A new feature to the water/sewer rate schedule was discussed at Friday’s (February 27) Water Board meeting. It was proposed that New Yorkers who deny the DEP access to their premises be penalized and automatically switched to the highest possible rate.
Water Board Executive Director Steven Lawitts (he’s also the Acting Commissioner of the DEP) explained it this way (and I’m paraphrasing): If they’re not letting us in, it must be because there is some funny business going on. They’re probably bypassing the meter and using water that they’re not being charged for and they don’t want us to know. Therefore, they deserve to get penalized.
Sure, a penalty is not a bad idea. But it just rubs me the wrong way that the DEP and the Water Board think that it’s ok to assume that someone is stealing water just because access is being denied.
(Just a side note: If you happen to take a look at the DEP website, you’ll notice in the “Service Advisories” section on the right side of the homepage a message that warns people to be wary of “impersonators posing as DEP Employees.” Can you really assume that DEP employees are being denied access to buildings because of theft when the DEP itself is warning people about the potential dangers of letting DEP employees into your building?)
There is another problem here as well. A policy that the DEP claims will be put into use to penalize customers and ensure access will no doubt turn into just another way for the DEP to unfairly raise capital. They have done the same thing with the surcharge for unmetered buildings and the original plan, to ensure that all buildings install water meters, turned into just another revenue stream.
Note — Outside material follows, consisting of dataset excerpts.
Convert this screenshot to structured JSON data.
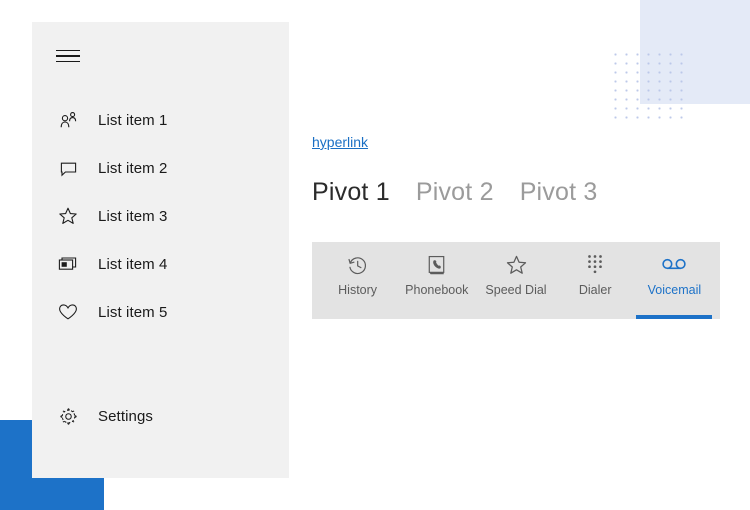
{
  "theme": {
    "accent": "#1d72c8",
    "sidebar_bg": "#f1f1f1",
    "toolbar_bg": "#e3e3e3",
    "link_color": "#1a6fc4",
    "deco_blue_rect": "#e4eaf7",
    "deco_dot_color": "#b9c6e8",
    "text_primary": "#1a1a1a",
    "text_muted": "#9b9b9b"
  },
  "sidebar": {
    "menu_button_name": "hamburger-menu",
    "items": [
      {
        "label": "List item 1",
        "icon": "contact-person-icon"
      },
      {
        "label": "List item 2",
        "icon": "chat-bubble-icon"
      },
      {
        "label": "List item 3",
        "icon": "star-outline-icon"
      },
      {
        "label": "List item 4",
        "icon": "window-stack-icon"
      },
      {
        "label": "List item 5",
        "icon": "heart-outline-icon"
      }
    ],
    "settings": {
      "label": "Settings",
      "icon": "gear-icon"
    }
  },
  "content": {
    "hyperlink_text": "hyperlink",
    "pivots": [
      {
        "label": "Pivot 1",
        "selected": true
      },
      {
        "label": "Pivot 2",
        "selected": false
      },
      {
        "label": "Pivot 3",
        "selected": false
      }
    ]
  },
  "toolbar": {
    "items": [
      {
        "label": "History",
        "icon": "history-clock-icon",
        "selected": false
      },
      {
        "label": "Phonebook",
        "icon": "phonebook-icon",
        "selected": false
      },
      {
        "label": "Speed Dial",
        "icon": "star-outline-icon",
        "selected": false
      },
      {
        "label": "Dialer",
        "icon": "keypad-dots-icon",
        "selected": false
      },
      {
        "label": "Voicemail",
        "icon": "voicemail-tape-icon",
        "selected": true
      }
    ]
  }
}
I’m not one to throw around indiscriminate criticism. I mention this because I believe there is a better way of handling it. It is true that there is a problem when the DEP is denied access to a meter. They are forced to estimate consumption and could end losing a lot of money with an inaccurate estimate. (They can also end up charging too much, another scenario that should be avoided.) But instead of the unjust penalty that the Water Board and DEP were discussing last week, why not just issue an Environmental Control Board (“ECB”) violation that states that if access is not granted within a fixed period of time then a penalty will be issued and hopefully one that’s a little more reasonable than the bill cap rate, maybe something in the range of $250 to $1,000.